August 17, 1998

Question

According to Sun , "The byte streams are synchronized on each stream object." (Ken Arnold and James Gosling, The Java Programming Language, 2nd Edition, p. 231) However, lately I've noticed that this doesn't actually seem to be the case for many stream classes, so today's question is: Just how thread safe are streams anyway?

Consider, for example, the readInt() method in java.io.DataInputStream


    public final int readInt() throws IOException {
    InputStream in = this.in;
    int ch1 = in.read();
    int ch2 = in.read();
    int ch3 = in.read();
    int ch4 = in.read();
    if ((ch1 | ch2 | ch3 | ch4) < 0)
         throw new EOFException();
    return ((ch1 << 24) + (ch2 << 16) + (ch3 << 8) + (ch4 << 0));
    }
The individual calls to in.read() are atomic, but the complete readInt() method is not. What if a different thread interrupts this method after ch2 is read and before ch3 is read? Suppose further that the interrupting thread proceeds to read some bytes from this very same input stream. When this method begins executing again, the ch3 and ch4 that it then reads will have no necessary realtionto the ch1 and ch2 already read. Whatever data it reads must be considered corrupt.

This wouldn't be hard for Sun to fix, but it would have some performance implications. The easiest fix is to simply declare readInt() synchronized:


    public final synchronized int readInt() throws IOException {
    InputStream in = this.in;
    int ch1 = in.read();
    int ch2 = in.read();
    int ch3 = in.read();
    int ch4 = in.read();
    if ((ch1 | ch2 | ch3 | ch4) < 0)
      throw new EOFException();
    return ((ch1 << 24) + (ch2 << 16) + (ch3 << 8) + (ch4 << 0));
    }
A slightly more robust alternative synchronizes the underlying input stream instead:


    public final int readInt() throws IOException {
      
      synchronized(this.in) {
        InputStream in = this.in;
        int ch1 = in.read();
        int ch2 = in.read();
        int ch3 = in.read();
        int ch4 = in.read();
        if ((ch1 | ch2 | ch3 | ch4) < 0)
         throw new EOFException();
        return ((ch1 << 24) + (ch2 << 16) + (ch3 << 8) + (ch4 << 0));
      }
    }
Neither of these is implemented in any current versions of Java I've seen. You could do something similar by wrapping a DataInputStream object inside your own stream class that provided the same interface but declared all methods synchronized.

This problem is most obvious in filter streams like DataInputStream and DataOutputStream, but it applies to any stream that needs to insure that related bytes are kept together.

So the question this week is really four-fold:

  1. Is there some thread safety constraint on stream methods I'm just not seeing?
  2. Is the behavior of streams in multi-threaded situtations documented anywhere? Even as a rule of thumb like "Never use the same stream in two different threads"
  3. Should stream methods be declared synchronized?
  4. Is there ever a good reason to use the same stream (other than System.out, System.in, and System.err) in two different threads?
I'm also looking for citations of anywhere Sun has said that the Java class library is guaranteed to be thread safe or anything like that.
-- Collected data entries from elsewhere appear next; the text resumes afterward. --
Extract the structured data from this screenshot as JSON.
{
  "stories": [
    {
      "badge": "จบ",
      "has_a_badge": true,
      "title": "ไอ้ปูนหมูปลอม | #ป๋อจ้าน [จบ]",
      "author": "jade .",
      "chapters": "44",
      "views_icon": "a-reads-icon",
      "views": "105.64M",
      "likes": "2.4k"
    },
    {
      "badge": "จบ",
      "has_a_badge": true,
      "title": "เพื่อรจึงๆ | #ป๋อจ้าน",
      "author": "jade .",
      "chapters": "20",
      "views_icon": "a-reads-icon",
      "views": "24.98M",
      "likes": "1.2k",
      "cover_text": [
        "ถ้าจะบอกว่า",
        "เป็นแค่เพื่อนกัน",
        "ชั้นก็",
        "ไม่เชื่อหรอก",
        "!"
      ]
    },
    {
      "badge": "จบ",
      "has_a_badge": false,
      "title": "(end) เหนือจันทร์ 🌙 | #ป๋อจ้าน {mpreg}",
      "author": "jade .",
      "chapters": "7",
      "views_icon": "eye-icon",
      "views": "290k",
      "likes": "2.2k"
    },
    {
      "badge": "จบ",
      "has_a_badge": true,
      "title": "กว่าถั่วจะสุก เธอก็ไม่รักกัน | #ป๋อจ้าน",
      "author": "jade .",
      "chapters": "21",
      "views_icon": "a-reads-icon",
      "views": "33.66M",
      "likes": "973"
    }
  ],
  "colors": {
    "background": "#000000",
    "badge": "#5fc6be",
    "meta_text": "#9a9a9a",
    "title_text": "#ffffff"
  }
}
I do remember this being said, but I can't for the life of me find it anywhere. (It could have been part of an early white paper or tutorial that's no longer available.) Certainly if the class library isn't thread safe, then it's beholden on Sun to document exactly what isn't. (Vectors and enumerations in java.util are another common instance of non-thread safe classes.)

Answer

This question didn't inspire many answers. I suspect most programmers aren't paying a lot of attention to thread safety issues. In fact I got exactly one answer, from Michael Hermann:

I doubt that Sun can easily fix this as you require synchronisation across methods. At best you could add a method setInUse and block any thread but the one which called setInUse(true) from using the stream until setInUse(false) is called by the same thread. Synchronizing the stream-methods alone will not help you as you demonstrated with your

int ch1 = in.read();
int ch2 = in.read();

example.

Furthermore your second example IMO is a lot more secure than the first as it synchronizes on the stream, rather than the object reading from it. Either way the synchronization has to be taken care of by the programmer as more than a single stream-method has to be synchronized. As a rule of thumb, I synchronize on the stream object when reading or writing to it using more than just one call.

Concerning your questions :

1. Is there some thread safety constraint on stream methods I'm just not seeing?

Not that I am aware of

2. Is the behavior of streams in multi-threaded situtations documented anywhere?

Even as a rule of thumb like "Never use the same stream in two different threads"

My rule of thumb is : synchronize on the stream-object if you make several calls to the stream (read or write).

I don't know of any 'official' rules.

3. Should stream methods be declared synchronized?

Even if they are (perhaps some are), this wouldn't shield you from explicitly synchronizing the above example, so this alone will not suffice.

4. Is there ever a good reason to use the same stream (other than System.out, System.in, and System.err) in two different threads?

I can't come up with any right away, except for a logfile (but this is basically the same as System.err).